Пока с плачем, воем бабы тащили к бронетранспортеру одежду для "навербованных", харчи им на дорогу, Муравьев решил пройтись по деревне. Он любит зайти в хату, поговорить, послушать местных жителей. Смотришь на себя их глазами, со стороны, и лучше, острее ощущаешь, что у тебя внутри и кто ты, что ты на самом деле. Для них ты предатель, враг, но к ним не испытываешь ответной злобы, ненависти. Не можешь им сказать, почему ты в форме немецкого офицера, эсэсовца, а если бы и сказал, не смогли бы, не захотели бы они понять. Потому что умирать надо им - ради других, которые далеко. И понять их можно. Но другие когда-нибудь, может быть, поймут и тебя…
Зайти в хату, посидеть в той деревне не пришлось. Ахнуло, даже увидел, как на огороде грязью плюнулась земля, - ого, пушечка у них завелась! Муравьев весело выбежал со двора на улицу, скомандовал: "К машине все!" А над деревней озорно повизгивали пули - два пулемета взахлеб лупили откуда-то из-за горки. И тут Муравьев похолодел: увидел, как бронетранспортер сорвался с места, только чьи-то ноги над бортом по-жабьи задергались.
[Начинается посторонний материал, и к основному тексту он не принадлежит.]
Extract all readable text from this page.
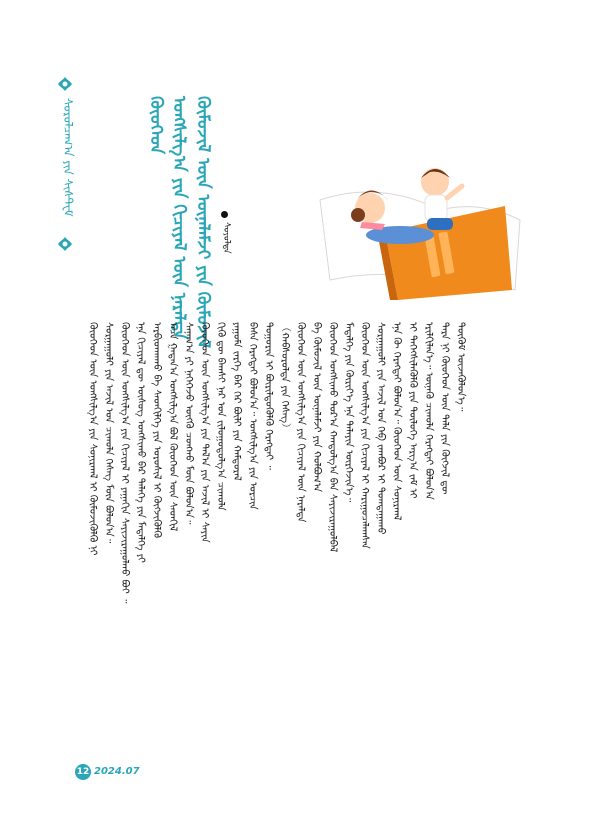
ᠰᠤᠷᠤᠯᠴᠠᠭ᠎ᠠ ᠶᠢᠨ ᠰᠢᠰᠲ᠋ᠧᠮ	ᠬᠦᠦᠬᠡᠳ ᠤᠩᠰᠢᠯᠭ᠎ᠠ ᠶᠢᠨ ᠬᠢᠴᠢᠶᠡᠯ ᠦᠨ ᠨᠡᠷᠡᠯᠲᠡ ᠬᠦᠮᠦᠵᠢᠯ ᠦᠨ ᠦᠨᠡᠯᠡᠮᠵᠢ ᠶᠢᠨ ᠬᠦᠮᠦᠵᠢᠯ ᠰᠣᠶᠤᠯᠲᠠ
ᠬᠦᠦᠬᠡᠳ ᠦᠨ ᠤᠩᠰᠢᠯᠭ᠎ᠠ ᠶᠢᠨ ᠰᠣᠨᠢᠷᠬᠠᠯ ᠢ ᠬᠦᠮᠦᠵᠢᠭᠦᠯᠬᠦ ᠨᠢ ᠰᠤᠷᠭᠠᠭᠤᠯᠢ ᠶᠢᠨ ᠠᠵᠢᠯ ᠤᠨ ᠴᠢᠬᠤᠯᠠ ᠬᠡᠰᠡᠭ ᠮᠦᠨ ᠪᠣᠯᠤᠨ᠎ᠠ᠃ ᠬᠦᠦᠬᠡᠳ ᠦᠨ ᠤᠩᠰᠢᠯᠭ᠎ᠠ ᠶᠢᠨ ᠬᠢᠴᠢᠶᠡᠯ ᠢ ᠶᠠᠭᠠᠬᠢᠨ ᠰᠠᠶᠢᠵᠢᠷᠠᠭᠤᠯᠬᠤ ᠪᠤᠢ ᠃ ᠡᠨᠡ ᠬᠢᠴᠢᠶᠡᠯ ᠳᠦ ᠦᠰᠦᠭ ᠤᠩᠰᠢᠬᠤ ᠪᠠᠷ ᠲᠡᠯᠡᠭᠡ ᠶᠢᠨ ᠮᠡᠳᠡᠯᠭᠡ ᠶᠢ ᠠᠷᠪᠢᠳᠬᠠᠬᠤ ᠪᠠ ᠰᠡᠳᠬᠢᠯᠭᠡ ᠶᠢᠨ ᠤᠷᠤᠰᠢᠯ ᠢ ᠬᠦᠭᠵᠢᠭᠦᠯᠬᠦ ᠠᠴᠠ ᠭᠠᠳᠠᠨ᠎ᠠ ᠤᠩᠰᠢᠯᠭ᠎ᠠ ᠪᠣᠯ ᠬᠦᠦᠬᠡᠳ ᠦᠨ ᠰᠡᠳᠬᠢᠯ ᠰᠠᠨᠠᠭ᠎ᠠ ᠶᠢ ᠨᠡᠭᠡᠭᠡᠵᠦ ᠥᠭᠬᠦ ᠴᠣᠩᠬᠣ ᠮᠥᠨ ᠪᠣᠯᠤᠨ᠎ᠠ᠃ ᠬᠦᠦᠬᠡᠳ ᠦᠨ ᠤᠩᠰᠢᠯᠭ᠎ᠠ ᠶᠢᠨ ᠲᠠᠯ᠎ᠠ ᠶᠢᠨ ᠠᠵᠢᠯ ᠢ ᠰᠠᠶᠢᠨ ᠬᠢᠬᠦ ᠳᠦ ᠪᠠᠭᠰᠢ ᠨᠠᠷ ᠤᠨ ᠵᠢᠯᠣᠭᠣᠳᠤᠯᠭ᠎ᠠ ᠴᠢᠬᠤᠯᠠ ᠶᠠᠭᠤᠮᠠ ᠵᠡᠷᠭᠡ ᠪᠡᠷ ᠭᠡᠷ ᠪᠦᠯᠢ ᠶᠢᠨ ᠬᠠᠮᠲᠤᠷᠠᠯ ᠪᠠᠰᠠ ᠬᠡᠷᠡᠭᠲᠡᠢ ᠪᠣᠯᠤᠨ᠎ᠠ᠃ ᠤᠩᠰᠢᠯᠭ᠎ᠠ ᠶᠢᠨ ᠣᠷᠴᠢᠨ ᠲᠣᠭᠣᠷᠢᠨ ᠢ ᠪᠦᠷᠢᠯᠳᠦᠭᠦᠯᠬᠦ ᠬᠡᠷᠡᠭᠲᠡᠢ ᠃ （ᠬᠠᠪᠰᠤᠷᠤᠯᠲᠠ ᠶᠢᠨ ᠬᠡᠰᠡᠭ） ᠬᠦᠦᠬᠡᠳ ᠦᠨ ᠤᠩᠰᠢᠯᠭ᠎ᠠ ᠶᠢᠨ ᠬᠢᠴᠢᠶᠡᠯ ᠦᠨ ᠨᠡᠷᠡᠯᠲᠡ ᠪᠠ ᠬᠦᠮᠦᠵᠢᠯ ᠦᠨ ᠦᠨᠡᠯᠡᠮᠵᠢ ᠶᠢᠨ ᠬᠣᠯᠪᠣᠭ᠎ᠠ ᠬᠦᠦᠬᠡᠳ ᠤᠩᠰᠢᠬᠤ ᠳᠤᠷ᠎ᠠ ᠬᠠᠨᠳᠤᠯᠭ᠎ᠠ ᠪᠡᠨ ᠰᠠᠶᠢᠵᠢᠷᠠᠭᠤᠯᠪᠠᠯ ᠮᠡᠳᠡᠯᠭᠡ ᠶᠢᠨ ᠬᠦᠷᠢᠶ᠎ᠡ ᠡᠨᠡ ᠲᠡᠯᠡᠶᠢᠨ ᠥᠷᠭᠡᠵᠢᠨ᠎ᠡ᠃ ᠬᠦᠦᠬᠡᠳ ᠦᠨ ᠤᠩᠰᠢᠯᠭ᠎ᠠ ᠶᠢᠨ ᠬᠢᠴᠢᠶᠡᠯ ᠢ ᠬᠠᠷᠢᠭᠤᠴᠠᠯᠠᠭᠰᠠᠨ ᠰᠤᠷᠭᠠᠭᠤᠯᠢ ᠶᠢᠨ ᠠᠵᠢᠯ ᠤᠨ ᠬᠡᠪ ᠵᠠᠭᠪᠤᠷ ᠢ ᠲᠣᠭᠲᠠᠭᠠᠬᠤ ᠡᠨᠡ ᠬᠦ ᠬᠡᠷᠡᠭᠲᠡᠢ ᠪᠣᠯᠤᠨ᠎ᠠ᠃ ᠬᠦᠦᠬᠡᠳ ᠦᠨ ᠰᠣᠨᠢᠷᠬᠠᠯ ᠢ ᠳᠡᠭᠡᠭᠰᠢᠯᠡᠭᠦᠯᠬᠦ ᠶᠢᠨ ᠲᠥᠯᠦᠭᠡ ᠠᠷᠭ᠎ᠠ ᠵᠠᠮ ᠢ ᠡᠷᠢᠯᠬᠢᠯᠡᠨ᠎ᠡ᠃ ᠦᠨᠡᠬᠦ ᠴᠢᠬᠤᠯᠠ ᠬᠡᠷᠡᠭᠲᠡᠢ ᠪᠣᠯᠤᠨ᠎ᠠ ᠲᠡᠷᠡ ᠨᠢ ᠬᠦᠦᠬᠡᠳ ᠦᠨ ᠲᠡᠯᠡ ᠶᠢᠨ ᠬᠥᠭᠵᠢᠯ ᠳᠦ ᠳᠥᠭᠥᠮ ᠦᠵᠡᠭᠦᠯᠦᠨ᠎ᠡ᠃
12 2024.07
Броневая машина умчалась, водитель-немец бросил всех, даже одного "майстэра". Побежали через огороды, не слушаясь командирского голоса Муравьева, ни немецких, ни русских его ругательств не слыша. Били уже и с другой стороны, оттуда, где кладбище. Впервые ощутил, что не только под немецкими бомбами и пулеметами можно чувствовать себя беспомощным, слабым, никчемным. Рвануло, куснуло пальцы - вскинул руку к глазам: что-то красное вцепилось и держится!.. Не сразу понял, что это его собственные пальцы, висящие на кожице… Четверо остались на том поле, некому было их тащить - мертвых, а может, только раненых. Муравьева и еще двоих перевязали уже в лесу, почти на бегу. Страх и ярость гнали Муравьева, пока беглецы не выскочили прямо к мосту и не увидели возле полицейского дзота свой бронетранспортер. Немец-водитель покуривает и нагло-весело смотрит им навстречу. Муравьев знал, чувствовал, что если он этого не сделает, то потеряет к себе уважение навсегда. И потеряет все. Все добытое с такими усилиями после лагеря.
Немец с любопытством смотрел на обернутую окровавленным кителем руку Муравьева - точно ему подарок несут. Ну, Муравьев и поднес ему! Отпустил правую, левой, здоровой, двинул его по уху так, что немец тюкнулся виском о стальной угол своей машины и сел в песок, голубые глаза в лоб ушли.
Это был момент особенный для Муравьева. Нет, не просто труса, дезертира ударил, а немца-труса, немца-дезертира. Служить я вам служу, но уж отныне знаю всю цену - и вам и себе!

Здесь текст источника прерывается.